Entretanto, o Largo de São Domingos tornou-se, à medida que as 15h se aproximavam, num mar de gente vestida de toga preta, o traje profissional dos advogados e magistrados e símbolo da classe profissional. Advogados de Braga, Guarda, Leiria, Porto, Portimão, Viseu, Tomar, Caldas da Rainha, Coimbra, Bragança, Santarém, Fafe chegavam em autocarros e em carros. Tornou-se díficil circular num largo em que até minutos antes se andava à vontade. As conversas de descontentamento faziam-se em grupos, por vezes até com piadas. "Cuidado colega, não caia, olhe que o CPAS não lhe paga", ouviu-se entre o mar de gente. 

Poucos minutos depois das 15h, os organizadores deram ordem de marcha em direção ao ministério da Justiça, onde o manifesto e o caderno reivindicativo viriam a ser entregues à chefe de gabinete da ministra da Justiça, Francisca Van Dunem. Entre os pingos da chuva míuda e a força do vento, a manifestação foi avançando em silêncio – à imagem da famosa maioria silenciosa do general António Spínola no pós-25 de Abril. Uma atitude de protesto à resposta do presidente do CPAS, António Fausto, que disse que o descontentamento se limitava a "600 advogados num universo de 35 mil". Nas redes sociais, os profissionais chegaram até a criar hashtags para apoiarem os 600 advogados subscritores: "600otanas" e "100CpaSoucapaz". 

A manifestação, encabeçada pelos organizadores, avançava ora sim ora não com braços dados. "Nunca vi tantos advogados a manifestarem-se nas ruas nem tantos juntos", comentou uma pessoa que parou para ver o que estava a acontecer. Lojistas e clientes também vieram para as portas dos estabelecimentos para ver o motivo do corte das ruas. "Os advogados todos juntos a marcharem por uma causa justa", resumiu um advogado já na Rua do Ouro. Houve palmas de apoio, que depois se estenderam à restante manifestação.

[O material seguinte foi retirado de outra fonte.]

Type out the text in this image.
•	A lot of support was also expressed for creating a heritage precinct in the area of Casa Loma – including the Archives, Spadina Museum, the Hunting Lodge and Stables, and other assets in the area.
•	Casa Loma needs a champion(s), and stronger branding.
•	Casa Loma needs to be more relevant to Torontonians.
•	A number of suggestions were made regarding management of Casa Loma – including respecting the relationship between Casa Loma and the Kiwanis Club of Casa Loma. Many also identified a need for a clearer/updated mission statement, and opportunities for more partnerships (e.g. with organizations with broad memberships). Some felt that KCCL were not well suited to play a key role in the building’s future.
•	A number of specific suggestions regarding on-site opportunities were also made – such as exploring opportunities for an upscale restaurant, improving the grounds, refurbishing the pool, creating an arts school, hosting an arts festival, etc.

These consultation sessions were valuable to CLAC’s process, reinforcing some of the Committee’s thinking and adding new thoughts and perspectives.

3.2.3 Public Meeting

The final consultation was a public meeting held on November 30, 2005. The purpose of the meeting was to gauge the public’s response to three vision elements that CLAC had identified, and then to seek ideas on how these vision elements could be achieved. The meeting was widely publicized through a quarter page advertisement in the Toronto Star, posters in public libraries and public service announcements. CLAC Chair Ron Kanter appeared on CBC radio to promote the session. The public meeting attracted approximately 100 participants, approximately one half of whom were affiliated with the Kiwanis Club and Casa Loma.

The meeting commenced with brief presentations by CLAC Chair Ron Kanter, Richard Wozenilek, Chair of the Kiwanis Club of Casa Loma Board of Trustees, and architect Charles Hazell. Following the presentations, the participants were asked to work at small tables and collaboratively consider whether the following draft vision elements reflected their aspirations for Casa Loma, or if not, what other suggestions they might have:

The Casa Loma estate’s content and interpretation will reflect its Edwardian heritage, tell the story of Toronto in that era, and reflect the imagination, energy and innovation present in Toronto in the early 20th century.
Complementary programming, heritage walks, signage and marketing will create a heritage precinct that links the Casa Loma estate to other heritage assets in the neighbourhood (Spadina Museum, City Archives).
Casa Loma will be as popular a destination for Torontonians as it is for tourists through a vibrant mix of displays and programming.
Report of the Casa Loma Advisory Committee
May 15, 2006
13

Chegados ao Terreiro do Paço, os manifestantes ficaram por alguns minutos na estrada em frente ao ministério da Justiça para mostrarem a sua presença. Enquanto uma delegação entrava no edíficio, os restantes manifestantes aplaudiam e assobiavam em apoio. Aplausos e assobios começaram a fazer-se ouvir ainda a delegação estava no ministério. À saída, novas e revigoradas vagas de apoio. Em declarações aos jornalistas, José Miguel Marques, advogado e um dos co-organizadores, anunciou as conclusões do breve encontro: "Foi-nos dito que o ministério está a acompanhar a situação e que teremos uma reunião na próxima segunda-feira, 29 de janeiro, pelas 15h". O co-organizador anunciou ainda que a carta de exigência de demissão da direção do CPAS recolheu mais de 3300 assinaturas de beneficiários. 

Entre os agradecimentos à classe e as boas notícias, uma mensagem ficou bem patente: "A nossa luta não vai acabar aqui". Resta saber como continuará. E quais os seus resultados.